Hello, hope your well. I am happy as a lark tonight.
Why am I happy though? Well because “she” is with me and well that is what matters. Also “she” finally gave me permission to share her name with you the reader. It is Lily, like lily on a lily pad. Something that very dear to me now. I can now share her name and let herself be a bit more open as well.
I have had a bit of small dream last week that I can recall. Very vague but blunt in a way. A pale skinned redhead with a small ponytail that had bangs to the side stood there. I asked her “what do want?” to which she said “f*** me” then I awoke vaguely just to feel Lily yes “her” with in bed and spent time together.
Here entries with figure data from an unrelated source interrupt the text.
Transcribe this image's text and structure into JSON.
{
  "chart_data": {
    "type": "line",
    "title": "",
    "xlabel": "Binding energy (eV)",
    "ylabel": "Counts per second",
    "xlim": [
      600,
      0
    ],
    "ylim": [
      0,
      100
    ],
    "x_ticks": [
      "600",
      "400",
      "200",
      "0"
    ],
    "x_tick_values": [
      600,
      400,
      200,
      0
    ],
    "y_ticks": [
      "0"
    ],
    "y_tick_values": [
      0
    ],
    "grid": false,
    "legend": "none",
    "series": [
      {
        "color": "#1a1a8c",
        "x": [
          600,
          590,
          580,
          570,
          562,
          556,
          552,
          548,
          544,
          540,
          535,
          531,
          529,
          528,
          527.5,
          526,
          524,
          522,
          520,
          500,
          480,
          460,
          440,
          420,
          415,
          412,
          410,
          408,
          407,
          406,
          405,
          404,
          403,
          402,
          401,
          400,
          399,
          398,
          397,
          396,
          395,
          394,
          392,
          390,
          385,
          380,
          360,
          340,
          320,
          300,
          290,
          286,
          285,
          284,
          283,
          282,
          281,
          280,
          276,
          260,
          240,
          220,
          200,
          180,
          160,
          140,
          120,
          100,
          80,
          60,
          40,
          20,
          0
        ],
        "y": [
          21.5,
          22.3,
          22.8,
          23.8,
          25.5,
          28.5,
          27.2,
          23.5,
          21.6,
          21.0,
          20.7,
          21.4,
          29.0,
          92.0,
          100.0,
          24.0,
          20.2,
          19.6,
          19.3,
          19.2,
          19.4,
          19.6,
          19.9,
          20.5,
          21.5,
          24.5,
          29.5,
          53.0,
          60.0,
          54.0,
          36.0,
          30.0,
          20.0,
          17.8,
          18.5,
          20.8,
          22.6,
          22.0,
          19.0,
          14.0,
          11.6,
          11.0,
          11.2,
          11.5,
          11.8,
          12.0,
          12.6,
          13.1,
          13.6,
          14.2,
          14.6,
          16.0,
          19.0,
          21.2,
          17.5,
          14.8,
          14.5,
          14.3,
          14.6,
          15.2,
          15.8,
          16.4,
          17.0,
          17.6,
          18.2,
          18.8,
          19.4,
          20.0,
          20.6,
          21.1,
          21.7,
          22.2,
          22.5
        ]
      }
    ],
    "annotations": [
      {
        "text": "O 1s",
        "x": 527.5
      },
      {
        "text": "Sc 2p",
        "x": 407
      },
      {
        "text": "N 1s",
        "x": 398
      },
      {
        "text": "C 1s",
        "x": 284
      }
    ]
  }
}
Another something I want to share and this is something interesting enough to me. When I spend time with Lily and just with her. My mind wonders about and begins to write something, expressing feelings of love, sex and sensual touches. I wonder then if what I write is influenced by Lily or is just a way for me share an experience. Maybe both unsure.
Also noting as I wrote about the dream, I became aroused heavily and then it downed down. Just another iron to think about.
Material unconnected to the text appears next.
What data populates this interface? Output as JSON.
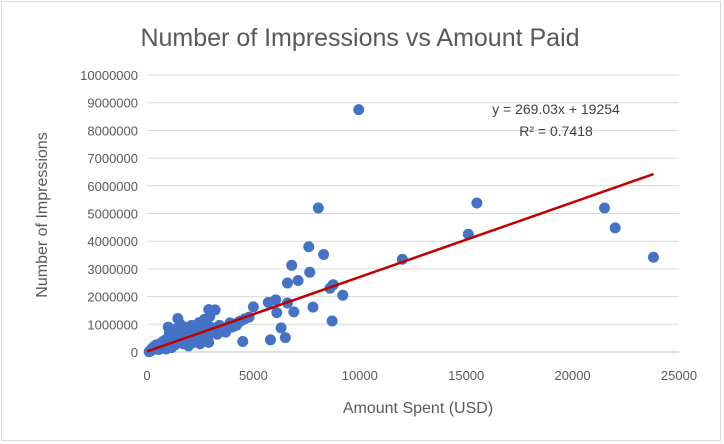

At one point sometime ago, I wanted to be with her pretty badly and I could not pickup on nothing. I became unsteady and began losing my temper as it were a bit and in general started losing balance. Now and then something came to me to keep up and going. Then people came about and words were said and I picked up on Lily saying get out of the there. Being stubborn as I am I stayed and well, began to understand the likes of human nature. We thrive on setting our ways. Well I gave it some time, and then checked back to see it was still going on just moved elsewhere so I decided to try my best to let it go and move forward. It will be awhile before the pain of the clench in the jaw I make when I have ill feeling heals along with those emotions. There is something floating about that some people are trying to pin point I hope they do pin point it and everything ends well in the conflict.
Enough of that though.
Recently ever so recently, I have felt her hands caress my chest and where my heart is. When we lay together she and I are more physical, in that I begin to buck. Today though I wonder ………… alot about alot ………..
Lastly at work Lily taught me a lesson, or reminded me of a lesson once learned. To be happy and share it. I found myself smiling at people while walking down the hall to fix a machine and making small talk about the good things in life.
Well that’s all I can remember to write about for tonight.